On the weekends, even when she isn't scheduled to work, she volunteers as a patient for EMS classes. When opportunities have arisen over the years to take more prestigious positions in different departments, she has shot them down.
"I have a lot of friends here, and I get a lot of respect," she said. "They think I know everything, and I don't, but I've seen a lot."
Meyer's late-husband, Larry, was a pharmacist. He died of a heart attack in 1994. She took a week off of work and then came back, because she felt more comfortable around her coworkers than at home.
Larry's death left her to support herself financially. Income was a factor in her decision to continue working past retirement age, but she always has been propelled more by a love of the job.
"When my husband died, I had three doctors come up and embrace me," she said. "The administrator did the same thing, to let me know they're there for me. Blessing has been a family for me."
Meyer knows that she is probably going to retire soon, but when discussing the prospects of leaving Blessing, she can't hide her dejected tone. Even after retiring though, she plans to increase her volunteer efforts. Currently, she volunteers at the Quincy Hospitality House monthly.

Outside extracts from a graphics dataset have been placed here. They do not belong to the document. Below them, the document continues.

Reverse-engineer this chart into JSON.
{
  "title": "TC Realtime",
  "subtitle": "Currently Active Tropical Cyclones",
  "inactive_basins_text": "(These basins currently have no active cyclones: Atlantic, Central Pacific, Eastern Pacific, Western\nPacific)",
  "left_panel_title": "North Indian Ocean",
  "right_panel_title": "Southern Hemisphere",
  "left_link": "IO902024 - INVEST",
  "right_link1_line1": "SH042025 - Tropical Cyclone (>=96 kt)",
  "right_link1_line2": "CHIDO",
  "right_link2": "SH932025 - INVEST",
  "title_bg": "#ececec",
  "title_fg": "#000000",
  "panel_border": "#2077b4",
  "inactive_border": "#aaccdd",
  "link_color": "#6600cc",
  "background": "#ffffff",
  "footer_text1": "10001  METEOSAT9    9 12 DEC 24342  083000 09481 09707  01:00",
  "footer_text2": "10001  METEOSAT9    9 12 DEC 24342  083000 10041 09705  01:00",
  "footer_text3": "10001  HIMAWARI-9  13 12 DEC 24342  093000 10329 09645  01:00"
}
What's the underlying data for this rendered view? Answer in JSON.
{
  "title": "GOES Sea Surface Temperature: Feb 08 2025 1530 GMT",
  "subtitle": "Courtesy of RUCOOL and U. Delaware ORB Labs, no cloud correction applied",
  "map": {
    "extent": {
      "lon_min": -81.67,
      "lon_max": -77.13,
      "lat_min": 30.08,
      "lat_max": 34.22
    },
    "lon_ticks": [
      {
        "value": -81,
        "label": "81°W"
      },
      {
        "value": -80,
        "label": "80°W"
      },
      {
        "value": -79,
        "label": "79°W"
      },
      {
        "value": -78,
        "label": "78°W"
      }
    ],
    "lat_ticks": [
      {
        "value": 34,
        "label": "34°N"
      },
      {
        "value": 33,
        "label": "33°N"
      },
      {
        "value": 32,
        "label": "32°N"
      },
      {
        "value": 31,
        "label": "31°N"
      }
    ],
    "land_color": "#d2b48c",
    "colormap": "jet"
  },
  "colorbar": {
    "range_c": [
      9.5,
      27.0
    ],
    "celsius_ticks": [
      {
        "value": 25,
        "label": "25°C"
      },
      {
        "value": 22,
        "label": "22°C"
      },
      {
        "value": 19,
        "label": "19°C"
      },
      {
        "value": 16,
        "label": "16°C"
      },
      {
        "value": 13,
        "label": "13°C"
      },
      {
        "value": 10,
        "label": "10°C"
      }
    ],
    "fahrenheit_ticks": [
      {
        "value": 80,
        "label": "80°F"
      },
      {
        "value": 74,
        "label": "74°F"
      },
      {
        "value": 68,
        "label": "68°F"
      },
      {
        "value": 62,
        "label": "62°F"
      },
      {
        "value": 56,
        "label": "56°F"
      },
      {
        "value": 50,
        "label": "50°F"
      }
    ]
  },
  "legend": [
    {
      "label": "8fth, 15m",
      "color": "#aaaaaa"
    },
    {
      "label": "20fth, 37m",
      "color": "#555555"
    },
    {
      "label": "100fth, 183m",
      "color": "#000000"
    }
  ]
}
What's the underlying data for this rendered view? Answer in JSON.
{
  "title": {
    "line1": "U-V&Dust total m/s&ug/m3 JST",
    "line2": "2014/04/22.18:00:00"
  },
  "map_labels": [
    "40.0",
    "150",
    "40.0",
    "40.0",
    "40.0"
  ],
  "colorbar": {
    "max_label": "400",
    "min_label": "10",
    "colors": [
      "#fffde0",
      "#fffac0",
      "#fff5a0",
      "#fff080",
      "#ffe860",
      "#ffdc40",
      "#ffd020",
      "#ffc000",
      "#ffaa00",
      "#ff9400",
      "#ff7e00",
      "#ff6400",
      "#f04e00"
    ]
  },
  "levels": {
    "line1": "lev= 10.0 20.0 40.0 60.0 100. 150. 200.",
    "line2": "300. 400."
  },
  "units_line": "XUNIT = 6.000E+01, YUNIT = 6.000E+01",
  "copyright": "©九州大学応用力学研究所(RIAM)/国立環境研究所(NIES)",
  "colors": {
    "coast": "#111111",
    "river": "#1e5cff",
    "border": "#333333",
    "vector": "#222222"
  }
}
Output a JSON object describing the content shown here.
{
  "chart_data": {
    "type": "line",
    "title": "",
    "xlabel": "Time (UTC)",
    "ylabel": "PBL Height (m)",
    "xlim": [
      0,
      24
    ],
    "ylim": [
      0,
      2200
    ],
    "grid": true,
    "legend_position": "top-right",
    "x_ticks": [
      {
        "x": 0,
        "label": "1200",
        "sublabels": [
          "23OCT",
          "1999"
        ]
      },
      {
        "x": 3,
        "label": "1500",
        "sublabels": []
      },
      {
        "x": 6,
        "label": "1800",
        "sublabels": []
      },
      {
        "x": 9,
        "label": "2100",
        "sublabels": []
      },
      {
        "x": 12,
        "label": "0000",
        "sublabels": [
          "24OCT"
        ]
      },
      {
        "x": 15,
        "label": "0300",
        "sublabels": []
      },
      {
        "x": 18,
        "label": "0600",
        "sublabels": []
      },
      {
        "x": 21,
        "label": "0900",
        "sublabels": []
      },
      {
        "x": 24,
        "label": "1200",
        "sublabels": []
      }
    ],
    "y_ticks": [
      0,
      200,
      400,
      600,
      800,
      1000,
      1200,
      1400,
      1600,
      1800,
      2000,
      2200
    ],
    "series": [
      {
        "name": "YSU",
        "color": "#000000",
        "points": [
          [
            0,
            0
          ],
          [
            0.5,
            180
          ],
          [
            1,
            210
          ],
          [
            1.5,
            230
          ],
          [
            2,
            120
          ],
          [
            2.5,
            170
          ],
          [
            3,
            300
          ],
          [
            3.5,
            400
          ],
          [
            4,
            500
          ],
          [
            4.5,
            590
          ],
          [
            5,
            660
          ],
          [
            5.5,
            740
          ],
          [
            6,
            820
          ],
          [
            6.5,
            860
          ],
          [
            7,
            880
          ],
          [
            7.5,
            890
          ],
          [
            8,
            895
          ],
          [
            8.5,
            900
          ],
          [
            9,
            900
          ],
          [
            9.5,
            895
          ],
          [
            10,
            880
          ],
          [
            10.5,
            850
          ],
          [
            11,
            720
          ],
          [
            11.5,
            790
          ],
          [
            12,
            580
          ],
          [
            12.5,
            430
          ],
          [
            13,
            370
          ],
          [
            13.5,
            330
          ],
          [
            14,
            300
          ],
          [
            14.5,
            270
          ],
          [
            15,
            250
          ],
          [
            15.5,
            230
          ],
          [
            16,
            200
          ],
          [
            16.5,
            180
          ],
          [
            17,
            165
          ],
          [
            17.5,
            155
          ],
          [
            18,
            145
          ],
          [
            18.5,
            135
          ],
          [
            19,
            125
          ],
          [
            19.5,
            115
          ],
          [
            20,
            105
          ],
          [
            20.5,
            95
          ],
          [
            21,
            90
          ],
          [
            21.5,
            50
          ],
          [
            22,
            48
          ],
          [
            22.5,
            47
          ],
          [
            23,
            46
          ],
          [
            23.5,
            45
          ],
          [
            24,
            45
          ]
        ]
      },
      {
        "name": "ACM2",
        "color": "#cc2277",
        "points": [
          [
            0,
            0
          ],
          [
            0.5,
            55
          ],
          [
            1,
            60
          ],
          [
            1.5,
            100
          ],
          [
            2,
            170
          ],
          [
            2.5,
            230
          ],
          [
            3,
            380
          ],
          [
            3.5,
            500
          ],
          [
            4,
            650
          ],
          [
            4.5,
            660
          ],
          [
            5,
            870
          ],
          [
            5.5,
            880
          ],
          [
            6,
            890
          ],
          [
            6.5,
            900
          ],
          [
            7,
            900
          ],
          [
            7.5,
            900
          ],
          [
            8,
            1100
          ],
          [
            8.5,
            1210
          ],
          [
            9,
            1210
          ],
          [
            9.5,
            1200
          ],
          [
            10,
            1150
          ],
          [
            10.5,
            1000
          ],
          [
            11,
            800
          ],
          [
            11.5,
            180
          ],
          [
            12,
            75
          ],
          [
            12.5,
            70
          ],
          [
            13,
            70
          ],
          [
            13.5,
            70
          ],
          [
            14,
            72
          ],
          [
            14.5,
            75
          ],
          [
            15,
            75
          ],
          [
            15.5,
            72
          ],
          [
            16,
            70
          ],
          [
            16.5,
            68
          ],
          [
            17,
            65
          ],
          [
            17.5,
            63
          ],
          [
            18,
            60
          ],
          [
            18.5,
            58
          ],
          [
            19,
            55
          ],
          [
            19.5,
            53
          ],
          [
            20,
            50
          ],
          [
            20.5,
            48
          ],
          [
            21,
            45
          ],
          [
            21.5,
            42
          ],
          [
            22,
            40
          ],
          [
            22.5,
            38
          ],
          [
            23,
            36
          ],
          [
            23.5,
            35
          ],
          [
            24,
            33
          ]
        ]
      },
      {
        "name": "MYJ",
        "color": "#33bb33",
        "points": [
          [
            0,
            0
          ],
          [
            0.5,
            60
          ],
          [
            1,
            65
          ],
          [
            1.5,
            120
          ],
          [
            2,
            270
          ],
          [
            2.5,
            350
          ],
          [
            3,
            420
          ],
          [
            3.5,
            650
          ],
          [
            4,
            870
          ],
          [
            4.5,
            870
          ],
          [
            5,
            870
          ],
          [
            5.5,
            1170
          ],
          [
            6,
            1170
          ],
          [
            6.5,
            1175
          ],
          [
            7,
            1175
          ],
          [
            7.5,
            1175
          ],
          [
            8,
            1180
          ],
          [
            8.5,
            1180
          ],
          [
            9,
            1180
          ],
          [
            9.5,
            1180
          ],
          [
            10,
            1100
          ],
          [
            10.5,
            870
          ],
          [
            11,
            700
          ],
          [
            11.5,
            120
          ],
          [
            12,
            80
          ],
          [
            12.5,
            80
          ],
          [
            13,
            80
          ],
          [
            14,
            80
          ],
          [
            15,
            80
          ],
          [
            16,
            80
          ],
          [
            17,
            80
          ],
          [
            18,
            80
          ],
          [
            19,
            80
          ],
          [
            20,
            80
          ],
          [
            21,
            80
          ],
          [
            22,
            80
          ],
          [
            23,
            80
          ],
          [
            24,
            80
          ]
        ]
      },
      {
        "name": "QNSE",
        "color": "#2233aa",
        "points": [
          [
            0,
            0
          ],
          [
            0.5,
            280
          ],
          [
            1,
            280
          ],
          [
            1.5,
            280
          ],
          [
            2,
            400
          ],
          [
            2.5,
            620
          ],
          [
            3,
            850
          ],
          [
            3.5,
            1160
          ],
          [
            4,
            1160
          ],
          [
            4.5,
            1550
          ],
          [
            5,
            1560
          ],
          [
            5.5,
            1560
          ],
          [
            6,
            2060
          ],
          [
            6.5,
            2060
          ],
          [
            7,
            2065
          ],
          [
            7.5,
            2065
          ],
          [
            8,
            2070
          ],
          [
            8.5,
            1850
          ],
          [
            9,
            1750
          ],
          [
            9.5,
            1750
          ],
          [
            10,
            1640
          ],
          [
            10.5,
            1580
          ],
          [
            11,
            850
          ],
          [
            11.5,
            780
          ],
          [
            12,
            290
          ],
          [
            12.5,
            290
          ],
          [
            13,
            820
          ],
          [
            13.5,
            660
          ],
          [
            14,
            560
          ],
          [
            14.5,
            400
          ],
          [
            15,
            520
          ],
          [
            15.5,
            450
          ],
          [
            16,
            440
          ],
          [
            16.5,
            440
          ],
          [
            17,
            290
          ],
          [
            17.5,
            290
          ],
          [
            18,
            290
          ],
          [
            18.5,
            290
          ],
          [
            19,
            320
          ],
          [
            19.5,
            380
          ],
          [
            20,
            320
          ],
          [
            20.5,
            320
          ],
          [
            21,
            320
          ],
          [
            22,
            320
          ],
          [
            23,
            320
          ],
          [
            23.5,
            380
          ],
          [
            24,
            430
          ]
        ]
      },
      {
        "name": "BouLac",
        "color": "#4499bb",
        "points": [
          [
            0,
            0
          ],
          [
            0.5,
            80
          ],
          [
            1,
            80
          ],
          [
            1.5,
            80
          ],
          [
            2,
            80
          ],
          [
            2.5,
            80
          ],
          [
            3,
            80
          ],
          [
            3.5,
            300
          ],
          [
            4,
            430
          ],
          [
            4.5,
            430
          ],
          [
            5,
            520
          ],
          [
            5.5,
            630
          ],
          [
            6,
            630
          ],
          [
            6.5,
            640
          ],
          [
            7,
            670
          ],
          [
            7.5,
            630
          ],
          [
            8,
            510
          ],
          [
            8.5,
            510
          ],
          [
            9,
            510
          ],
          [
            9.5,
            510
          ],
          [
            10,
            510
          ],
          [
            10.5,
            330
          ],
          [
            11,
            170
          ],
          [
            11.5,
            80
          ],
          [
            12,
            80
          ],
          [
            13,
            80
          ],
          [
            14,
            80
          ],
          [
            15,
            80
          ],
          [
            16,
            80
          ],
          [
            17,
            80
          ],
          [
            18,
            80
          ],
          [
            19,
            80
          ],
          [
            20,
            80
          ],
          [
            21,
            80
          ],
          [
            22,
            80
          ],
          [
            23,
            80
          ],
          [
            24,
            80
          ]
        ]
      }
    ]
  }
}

"Maybe I'll even see if I could volunteer here," she said of the EMS Department. "I'd love to. My heart is here."
Uncertainty after retiring
Of the 17.5 million Americans in office and administrative support careers, 1.1 million are 65 or older, according to the Bureau of Labor Statistics. Unsurprisingly, when considering a more manual-labor oriented field like construction, the percentage of workers 65 or older drops significantly. Of the 8 million Americans in construction and extraction occupations, only 263,000 are 65 or older.
The rigorous nature of the field makes the continued employment of the Tieman brothers at Dale Koontz Builder more impressive.
Dave Tieman came onboard with the company at 20, when Dale Koontz was still running it. Forty-five years later, Tieman, now 65, has yet to seriously consider retirement.
"I've always liked what I was doing here," he said. "I don't know when I'll retire. I haven't decided yet."
Koontz builder's longest non-family-member employee, Tieman began painting and doing finishing work. As the company grew, he took on more of a project manager role, meaning he oversees the progress of several different projects.
"I'm not sure what I'll do after I retire," he said. "I've never really thought much about it. I won't know what to do with myself when I'm not working."
By contrast, Tieman's younger brother, Paul, who was hired a few years later in 1975, anxiously is awaiting retirement. Paul's position is more labor-intensive, and over 40 years of concrete work and framing are beginning to take a toll.
"The kind of work I do, it's getting to be time for me," he said. "I am looking forward to it, and at the same time, I'm not. I don't know what I'll do when I'm done."